The American television series Little House on the Prairie ran from 1974 to 1983. Source: Getty.

In the books, Laura and her parents, along with her sisters Mary, Carrie, and in the later books Grace, travel from Wisconsin through to Kansas, Minnesota, South Dakota, and finally Missouri and along the way survive everything from wildfires to tornadoes, malaria, blizzards and near starvation on the Great Plains in the late 1800s.

According to the 2018 Pultizer Prize winning book Prairie Fires: the American Dreams of Laura Ingalls Wilder written by Caroline Fraser, much of what Laura Ingalls Wilder wrote about in her books was fictionalised, and many of the words she did not even write herself, allowing her "simple" words to be spun and sensationalised by her daughter Rose Wilder Lane.


"Wilder's autobiographical novels were not only fictionalised but brilliantly edited, in a profound act of American myth-making and self-transformation," author Caroline Fraser writes in her book.

"Critical or adoring scholars and readers might agree about one thing: the Little House books are not history. They are not as Wilder and her daughter had claimed, true in every particular. Yet the truth about our history is in them.

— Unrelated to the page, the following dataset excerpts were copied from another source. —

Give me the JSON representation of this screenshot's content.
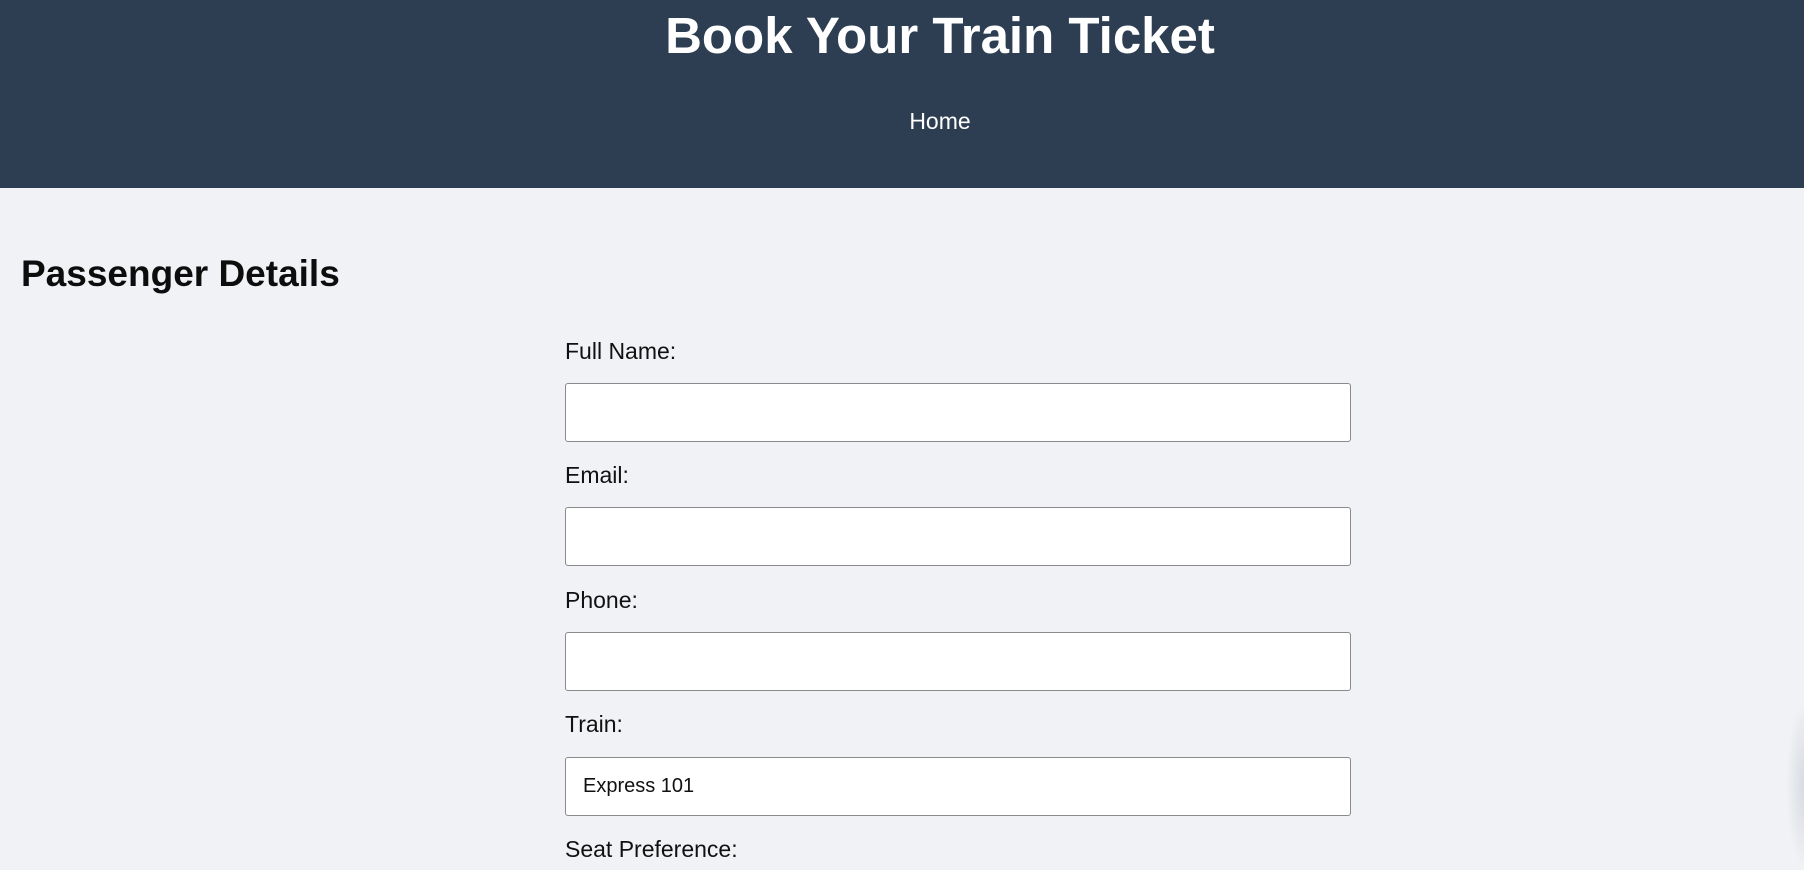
{
  "header": {
    "title": "Book Your Train Ticket",
    "nav_home": "Home"
  },
  "colors": {
    "header_bg": "#2e3e52",
    "page_bg": "#f0f2f5"
  },
  "form": {
    "section_title": "Passenger Details",
    "full_name_label": "Full Name:",
    "full_name_value": "",
    "email_label": "Email:",
    "email_value": "",
    "phone_label": "Phone:",
    "phone_value": "",
    "train_label": "Train:",
    "train_value": "Express 101",
    "seat_label": "Seat Preference:"
  }
}
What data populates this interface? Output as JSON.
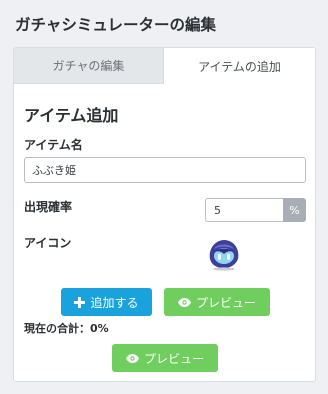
{
  "page": {
    "title": "ガチャシミュレーターの編集"
  },
  "tabs": [
    {
      "label": "ガチャの編集",
      "active": false
    },
    {
      "label": "アイテムの追加",
      "active": true
    }
  ],
  "form": {
    "section_title": "アイテム追加",
    "item_name_label": "アイテム名",
    "item_name_value": "ふぶき姫",
    "rate_label": "出現確率",
    "rate_value": "5",
    "rate_unit": "%",
    "icon_label": "アイコン",
    "icon_name": "fubuki-hime-character-icon"
  },
  "buttons": {
    "add_label": "追加する",
    "add_icon": "plus-icon",
    "preview_label": "プレビュー",
    "preview_icon": "eye-icon"
  },
  "total": {
    "label": "現在の合計：",
    "value": "0%"
  },
  "colors": {
    "add_button": "#1aa2dd",
    "preview_button": "#6fce5d",
    "unit_addon": "#a7aeb6"
  }
}
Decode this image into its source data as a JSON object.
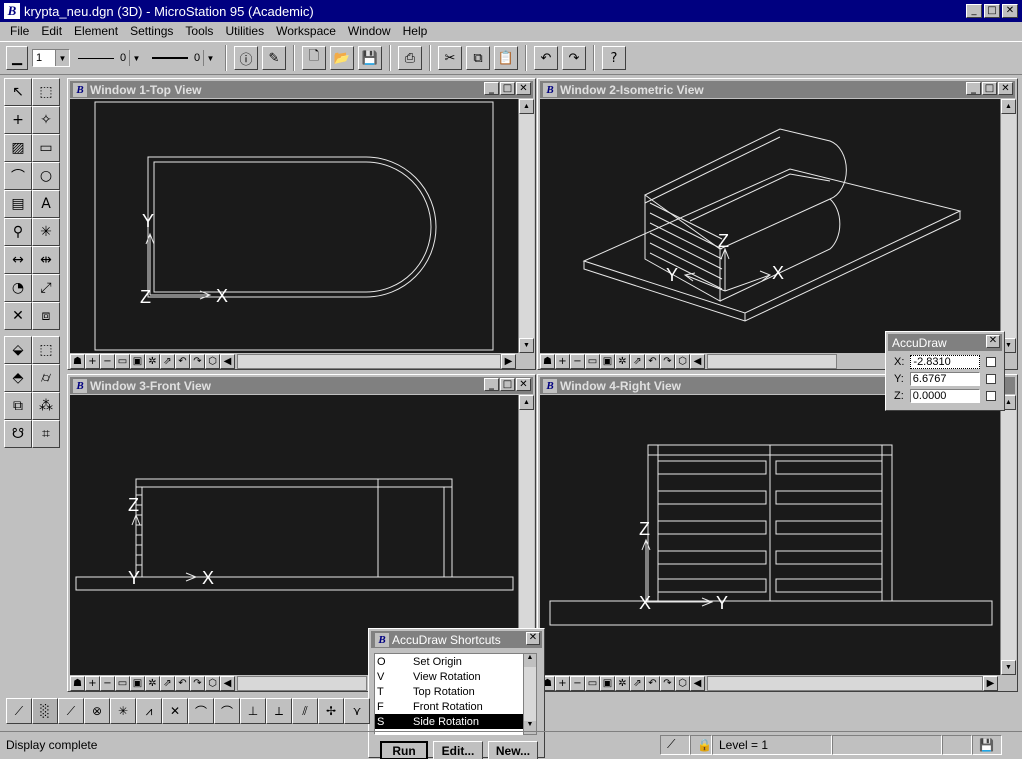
{
  "app": {
    "title": "krypta_neu.dgn (3D) - MicroStation 95 (Academic)"
  },
  "menu": [
    "File",
    "Edit",
    "Element",
    "Settings",
    "Tools",
    "Utilities",
    "Workspace",
    "Window",
    "Help"
  ],
  "toolbar": {
    "level_value": "1",
    "line_weight_value": "0",
    "line_style_value": "0"
  },
  "views": [
    {
      "title": "Window 1-Top View"
    },
    {
      "title": "Window 2-Isometric View"
    },
    {
      "title": "Window 3-Front View"
    },
    {
      "title": "Window 4-Right View"
    }
  ],
  "axes": {
    "x": "X",
    "y": "Y",
    "z": "Z"
  },
  "accudraw": {
    "title": "AccuDraw",
    "x_label": "X:",
    "x_value": "-2.8310",
    "y_label": "Y:",
    "y_value": "6.6767",
    "z_label": "Z:",
    "z_value": "0.0000"
  },
  "shortcuts": {
    "title": "AccuDraw Shortcuts",
    "items": [
      {
        "key": "O",
        "label": "Set Origin"
      },
      {
        "key": "V",
        "label": "View Rotation"
      },
      {
        "key": "T",
        "label": "Top Rotation"
      },
      {
        "key": "F",
        "label": "Front Rotation"
      },
      {
        "key": "S",
        "label": "Side Rotation"
      }
    ],
    "selected_index": 4,
    "run_label": "Run",
    "edit_label": "Edit...",
    "new_label": "New..."
  },
  "status": {
    "message": "Display complete",
    "level": "Level = 1"
  }
}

"The truth about settlement, about homesteading, about farming is there, if we look for it – embedded in the novels' conflicted, nostalgic portrayal of transient joys and satisfactions, astonishing feats of survival and jarring acts of dispossession, their deep yearning for security."

According to the book, not only were some of Laura's accounts of her life glossed over, the idyllic relationship painted between her and her daughter Rose in print was also fictionalised to preserve the family's public profile.

The book also delves into the intense rivalry that existed between mother and daughter for years despite the fact that Rose was responsible for the success of the books. It was also reported that Rose stole sequences from her mother's writing for her own and undermined her mother when a publication requested more copy.

The Little House books have also been called out for the way they depicted ethnic minorities, especially in the way the books portrayed the lives of Native Americans.

The character of 'Pa Ingalls' was always presented as the moral heart of the books, however along with much of the poverty, starvation and instances of violence the family lived through that was not entirely accurate, so too was the life of Charles Ingalls.

Like many homesteaders on the plains in the late 19th century, Charles Ingalls tried repeatedly to acquire land and there has since been intense criticism of the illegality of the Ingalls' occupation of land. Land they did not have the right to occupy.

In many chapters Laura Ingalls Wilder penned she continually called the land her family lived on "uninhabited," which it was not.

Between accusations that the Ingalls family disappeared from towns to escape looming debts to reports that Laura was both racist and anti-Semitic (quotes from her supporting this were edited from her writing, according to Caroline Fraser) it's hard now to look at these idyllic tales with anything other than skepticism in our eyes.

It does not mean that The Little House books should not still be regarded as classic works of literature, but more that they should be regarded as fiction as well as fact.